Let ' \(n\) ' is the number of liquid drops, each with surface energy ' \(E\) '. These drops join to form single drop. In this process

Let \(r=\) radius of each small drop and \(\mathrm{R}=\) radius of a big single drop.
Then, \(n \times \frac{4}{3} \pi \mathrm{r}^3=\frac{4}{3} \pi \mathrm{R}^3\)

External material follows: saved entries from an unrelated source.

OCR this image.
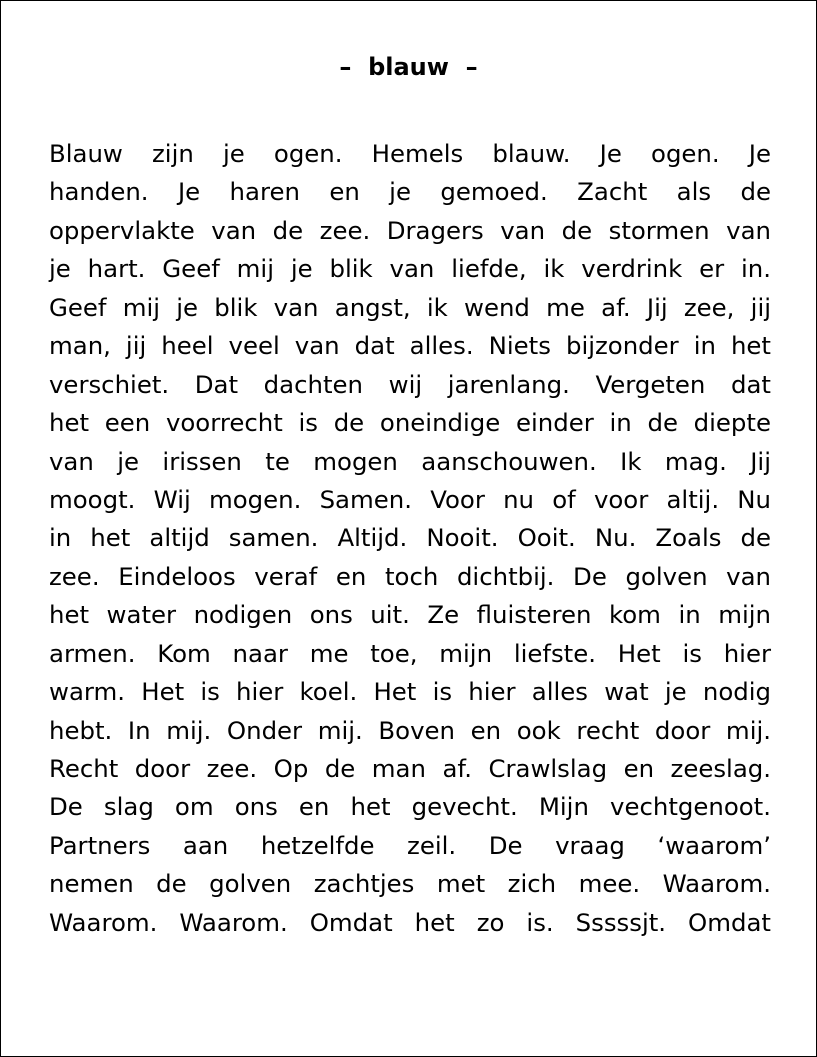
–  blauw  –
Blauw zijn je ogen. Hemels blauw. Je ogen. Je
handen. Je haren en je gemoed. Zacht als de
oppervlakte van de zee. Dragers van de stormen van
je hart. Geef mij je blik van liefde, ik verdrink er in.
Geef mij je blik van angst, ik wend me af. Jij zee, jij
man, jij heel veel van dat alles. Niets bijzonder in het
verschiet. Dat dachten wij jarenlang. Vergeten dat
het een voorrecht is de oneindige einder in de diepte
van je irissen te mogen aanschouwen. Ik mag. Jij
moogt. Wij mogen. Samen. Voor nu of voor altij. Nu
in het altijd samen. Altijd. Nooit. Ooit. Nu. Zoals de
zee. Eindeloos veraf en toch dichtbij. De golven van
het water nodigen ons uit. Ze fluisteren kom in mijn
armen. Kom naar me toe, mijn liefste. Het is hier
warm. Het is hier koel. Het is hier alles wat je nodig
hebt. In mij. Onder mij. Boven en ook recht door mij.
Recht door zee. Op de man af. Crawlslag en zeeslag.
De slag om ons en het gevecht. Mijn vechtgenoot.
Partners aan hetzelfde zeil. De vraag ‘waarom’
nemen de golven zachtjes met zich mee. Waarom.
Waarom. Waarom. Omdat het zo is. Sssssjt. Omdat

\(\therefore \quad \mathrm{R}=\mathrm{n}^{1 / 3} \mathrm{r}\)...(i)
Initial surface energy,
\(\mathrm{E}_1=\mathrm{n} \times 4 \pi \mathrm{r}^2 \times \mathrm{T}=\mathrm{nE}\)
Final surface energy,
\(\begin{aligned}
\mathrm{E}_2 & =4 \pi \mathrm{R}^2 \times \mathrm{T}=4 \pi \mathrm{r}^2 \mathrm{n}^{2 / 3} \times \mathrm{T} \quad \ldots[\operatorname{From}(\mathrm{i})] \\
& =\mathrm{n}^{2 / 3} \mathrm{E}
\end{aligned}\)
Energy released \(=E_1-E_2=\left[E\left(n-n^{2 / 3}\right)\right]\)